Yahoo must take steps to gain a real leadership position in social networking or risk not participating in what could be one of the leading sources of growth in the consumer Internet sector over the next five-plus years. It is this growth that leads me to estimate that in five years time Facebook will be worth at least 15 billion.
If that embarassment Semel does not buy Facebook then he should be fired. That is what happened to Viacom’s Freston after he did not buy MySpace. Having said that if I was a founder of MySpace Tom Anderson then I would have slit murdoch’s throat a long time ago for robbing me and my shareholders of billions of dollars. After buying MySpace for 580 mil News corp does a deal with Google for 900 mil. That was sheer daylight robbery. If Yahoo’s managers are not clueless they will buy Facebook
before it is too late.
This is also a great tinme to be a web 2.0 entrepreneur. Companies like CBS are lining up in the region of three billion for the next youtube. So there is a good chance to hit the lottery even if the product is junk. Often during boomtime people act stupidly like when Terra bought Lycos which is now dead and buried for $12.5 billion and @Home paid $7.2 billion buy for Excite.

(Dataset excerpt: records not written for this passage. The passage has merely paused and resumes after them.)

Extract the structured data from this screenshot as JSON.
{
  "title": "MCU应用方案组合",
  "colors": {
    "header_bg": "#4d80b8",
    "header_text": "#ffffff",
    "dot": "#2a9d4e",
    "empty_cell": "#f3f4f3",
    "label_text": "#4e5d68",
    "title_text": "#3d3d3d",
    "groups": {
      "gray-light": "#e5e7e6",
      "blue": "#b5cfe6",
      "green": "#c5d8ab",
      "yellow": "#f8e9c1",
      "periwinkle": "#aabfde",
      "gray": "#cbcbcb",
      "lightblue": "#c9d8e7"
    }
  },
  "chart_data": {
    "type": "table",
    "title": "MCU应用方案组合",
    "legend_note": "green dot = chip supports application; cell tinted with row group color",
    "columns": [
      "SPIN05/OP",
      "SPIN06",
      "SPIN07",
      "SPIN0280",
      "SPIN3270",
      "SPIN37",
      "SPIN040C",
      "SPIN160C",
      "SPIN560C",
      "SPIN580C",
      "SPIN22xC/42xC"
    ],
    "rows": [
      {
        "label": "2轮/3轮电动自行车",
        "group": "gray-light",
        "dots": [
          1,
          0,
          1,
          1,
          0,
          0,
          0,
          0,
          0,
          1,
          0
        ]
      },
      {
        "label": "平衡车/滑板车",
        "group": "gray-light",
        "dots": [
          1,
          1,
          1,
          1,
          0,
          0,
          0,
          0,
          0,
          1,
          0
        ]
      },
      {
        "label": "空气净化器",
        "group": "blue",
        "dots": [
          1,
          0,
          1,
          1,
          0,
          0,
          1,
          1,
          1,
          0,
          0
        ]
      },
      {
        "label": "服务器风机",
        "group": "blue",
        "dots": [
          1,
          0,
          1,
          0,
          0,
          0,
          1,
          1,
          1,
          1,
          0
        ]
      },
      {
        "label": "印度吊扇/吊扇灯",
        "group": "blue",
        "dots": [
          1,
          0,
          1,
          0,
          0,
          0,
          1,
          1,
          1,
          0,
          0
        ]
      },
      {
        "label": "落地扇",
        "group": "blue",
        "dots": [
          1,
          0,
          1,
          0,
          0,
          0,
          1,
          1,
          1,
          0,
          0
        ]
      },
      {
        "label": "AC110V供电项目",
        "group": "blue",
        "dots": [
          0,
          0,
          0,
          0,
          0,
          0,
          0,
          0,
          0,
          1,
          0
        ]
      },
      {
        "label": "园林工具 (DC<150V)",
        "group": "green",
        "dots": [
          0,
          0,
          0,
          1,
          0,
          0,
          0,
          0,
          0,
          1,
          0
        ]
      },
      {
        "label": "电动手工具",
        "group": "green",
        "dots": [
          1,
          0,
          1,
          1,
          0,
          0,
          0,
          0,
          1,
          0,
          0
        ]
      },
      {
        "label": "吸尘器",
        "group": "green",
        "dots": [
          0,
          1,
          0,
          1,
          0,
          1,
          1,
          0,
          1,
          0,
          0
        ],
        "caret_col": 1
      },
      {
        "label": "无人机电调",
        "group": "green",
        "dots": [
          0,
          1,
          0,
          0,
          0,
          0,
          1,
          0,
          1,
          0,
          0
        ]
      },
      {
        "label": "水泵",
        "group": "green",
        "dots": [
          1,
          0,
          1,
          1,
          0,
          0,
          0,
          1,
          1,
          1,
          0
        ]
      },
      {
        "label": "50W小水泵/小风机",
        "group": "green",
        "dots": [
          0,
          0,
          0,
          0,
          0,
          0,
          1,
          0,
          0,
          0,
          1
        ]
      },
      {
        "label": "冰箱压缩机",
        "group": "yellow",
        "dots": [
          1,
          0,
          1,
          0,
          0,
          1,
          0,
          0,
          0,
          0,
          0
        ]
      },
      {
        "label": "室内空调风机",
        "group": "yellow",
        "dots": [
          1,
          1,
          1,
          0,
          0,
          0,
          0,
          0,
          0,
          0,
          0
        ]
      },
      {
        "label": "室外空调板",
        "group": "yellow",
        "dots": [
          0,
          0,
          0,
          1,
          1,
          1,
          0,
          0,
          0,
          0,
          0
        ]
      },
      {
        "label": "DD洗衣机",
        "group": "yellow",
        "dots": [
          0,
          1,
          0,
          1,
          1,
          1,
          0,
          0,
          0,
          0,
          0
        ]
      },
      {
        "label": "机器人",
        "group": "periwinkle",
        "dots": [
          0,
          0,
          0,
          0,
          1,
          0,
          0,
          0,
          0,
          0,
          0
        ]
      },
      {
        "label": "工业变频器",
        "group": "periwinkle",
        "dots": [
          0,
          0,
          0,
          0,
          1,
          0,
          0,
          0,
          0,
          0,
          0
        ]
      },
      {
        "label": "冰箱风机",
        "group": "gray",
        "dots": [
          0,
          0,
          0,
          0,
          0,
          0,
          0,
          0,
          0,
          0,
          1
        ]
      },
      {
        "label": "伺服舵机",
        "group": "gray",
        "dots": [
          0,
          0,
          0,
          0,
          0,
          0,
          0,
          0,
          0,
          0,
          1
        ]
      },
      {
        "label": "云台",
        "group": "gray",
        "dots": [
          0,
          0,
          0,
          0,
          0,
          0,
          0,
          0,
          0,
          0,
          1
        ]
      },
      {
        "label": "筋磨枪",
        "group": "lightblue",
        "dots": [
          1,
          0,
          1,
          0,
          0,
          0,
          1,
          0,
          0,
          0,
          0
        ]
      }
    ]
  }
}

Certainly people like Graham Spencer, Joe Kraus, Mark Van Haren, Bob Davis were my role models when I decided to hide online instead of hacking it out in a Mcjob in the real world. They created a junk startup Excite and hit a home run. Though the merger between Excite and @Home fell disastrously short of expectations these bums who took it easy in life laughed all the way to the bank. I hope to similarly be a role model to other net entrepreneurs.
I think anything that gets using Widgets on Blogs out to a wider audience other than the Techie Geeks is a great thing*
Not everyone is a MySpace GenW2r who grew up doin this sort o thing*
I’m interested in seeing how they well help the Viral Spread aspect of the Widget*
;))
Peace*
@TY (the peanut gallery) - InCircles is becoming a new company that will launch in the next month. A lot of development and great work has been accomplished behind the scenes and we are launching a very sophisticated blogging widget. InCircles was always just our an ‘alpha’ product/test and we’re over 10,000 sites right now, so some people must like it. Might I suggest actually achieving something before you criticize others.
And btw dude. Did you actually look at your email before you posted that comment. I emailed you inquiring about ‘maybe’ using your services, so your little post ends our discussions from now on. I might also suggest in future that you don’t title your job application emails ‘Genius for hire’ and then proceed to try and get me to back your company, then in the same breath ask for a job. Good luck with your own venture - if you actually have experience doing this you would understand what it takes.
We are a photo widget service that just implemented Wildfire. It works great!
Facebook:
Facebook is going down just like the sub-prime loan market did. They should have sold at the market peak.
Invest:
I must say, getting a fool to give you money to auto insert html code into someone else’s site is genius. I commend them for fooling the fools.
Bankrupt:
The investors will end up forcing these guys to do something else after their trivial code stops working on these third party sites, just like Photobucket’s code stopped working on mySpace. It’s a simple search and replace script that is implemented on these third party sites before they have to call the bankruptcy attorney.